Sunday, January 27, 2013

Sentence vs Cents


Artists make it. (Funny term, no? “Make it.”) Some folks, I can’t help but wonder how, but someone enjoys their music or art or medium of expression, their manner of interpretation, of caprice, of notions, the known and the unknown. Perhaps my favorite country singer and songwriter, Miranda Lambert, is an example of this “making it,” and continuing to do so. With the time she has been performing and writing, the quality of her music has not diminished; sure, her music isn’t the same as it was ten years ago, but the songs do not feel forced.
Perhaps that is what makes an artist an artist: patience. Words, music, paint strokes, carvings, welding, all of these can be forced. The products can be okay, sometimes pretty darn good, but the art lacks patience, which I would argue is a form of love. The best art is not forced.
This is why I don’t believe I ever could or will be a writer. No. I cannot and will not rely on writing for income; the writing will become desperate. Chasing the cent rather than the sentence—that is desperate writing. Not because life is about money, but because it takes money to survive in this world. And I fear that if my motive is money, my writing will not come from a healthy source.
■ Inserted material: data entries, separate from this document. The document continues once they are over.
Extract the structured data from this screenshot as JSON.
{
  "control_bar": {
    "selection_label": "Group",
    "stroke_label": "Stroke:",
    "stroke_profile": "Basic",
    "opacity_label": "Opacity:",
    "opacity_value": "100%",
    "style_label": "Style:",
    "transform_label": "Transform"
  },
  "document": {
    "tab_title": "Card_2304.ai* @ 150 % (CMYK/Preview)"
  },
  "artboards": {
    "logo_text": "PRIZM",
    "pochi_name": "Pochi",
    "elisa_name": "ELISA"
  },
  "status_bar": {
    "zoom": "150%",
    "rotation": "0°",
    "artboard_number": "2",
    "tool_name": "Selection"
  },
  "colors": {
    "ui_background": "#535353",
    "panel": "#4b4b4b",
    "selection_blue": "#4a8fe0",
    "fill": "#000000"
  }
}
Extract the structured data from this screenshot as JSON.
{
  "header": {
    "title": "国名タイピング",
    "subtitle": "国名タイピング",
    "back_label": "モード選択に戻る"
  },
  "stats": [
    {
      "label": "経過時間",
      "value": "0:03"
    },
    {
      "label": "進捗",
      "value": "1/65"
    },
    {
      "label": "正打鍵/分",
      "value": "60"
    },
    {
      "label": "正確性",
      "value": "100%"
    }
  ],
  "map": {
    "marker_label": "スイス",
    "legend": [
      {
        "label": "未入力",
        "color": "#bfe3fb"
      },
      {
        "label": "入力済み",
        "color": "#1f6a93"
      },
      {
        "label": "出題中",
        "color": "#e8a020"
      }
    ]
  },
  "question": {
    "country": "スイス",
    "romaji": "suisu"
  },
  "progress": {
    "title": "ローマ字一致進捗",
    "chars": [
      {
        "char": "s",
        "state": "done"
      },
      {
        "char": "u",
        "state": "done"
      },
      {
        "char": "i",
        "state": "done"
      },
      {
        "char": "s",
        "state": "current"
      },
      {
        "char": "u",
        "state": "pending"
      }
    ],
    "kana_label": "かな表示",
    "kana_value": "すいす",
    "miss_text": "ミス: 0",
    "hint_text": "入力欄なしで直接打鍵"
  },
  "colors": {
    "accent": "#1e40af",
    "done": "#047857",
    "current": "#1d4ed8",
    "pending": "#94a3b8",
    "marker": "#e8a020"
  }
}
This writing may seem desperate. Maybe it is. Maybe my writing on this blog is a desperate attempt to keep practicing so that someday I can maybe create something more worthwhile and send it to a publisher and then another and then another, until I can find it a home. But then again, when I am searching for a topic, writing and erasing, typing and deleting, not saving, crumpling, saying to hell with it all, I put my work aside. Not today, not this, give it a rest. I’ve practiced. I’ve tried. But this is not for the blog. Whoever my audience is, shrinking, growing, fluctuating, present upon fancy, non-existent, I will give them better; I can do better. I may make a penny for a published article, for which I will be grateful, if that day comes, but I do not want that to be my drive.
*Naturally, there is a place for monetary driven writing, and I respect those who can and do write to support their life, the life of their families, etc. Writing to support of one’s family, for lack of resources, so far as I’m concerned, is no longer desperate writing, but writing out of love. (For writing, yes, but moreover for people.)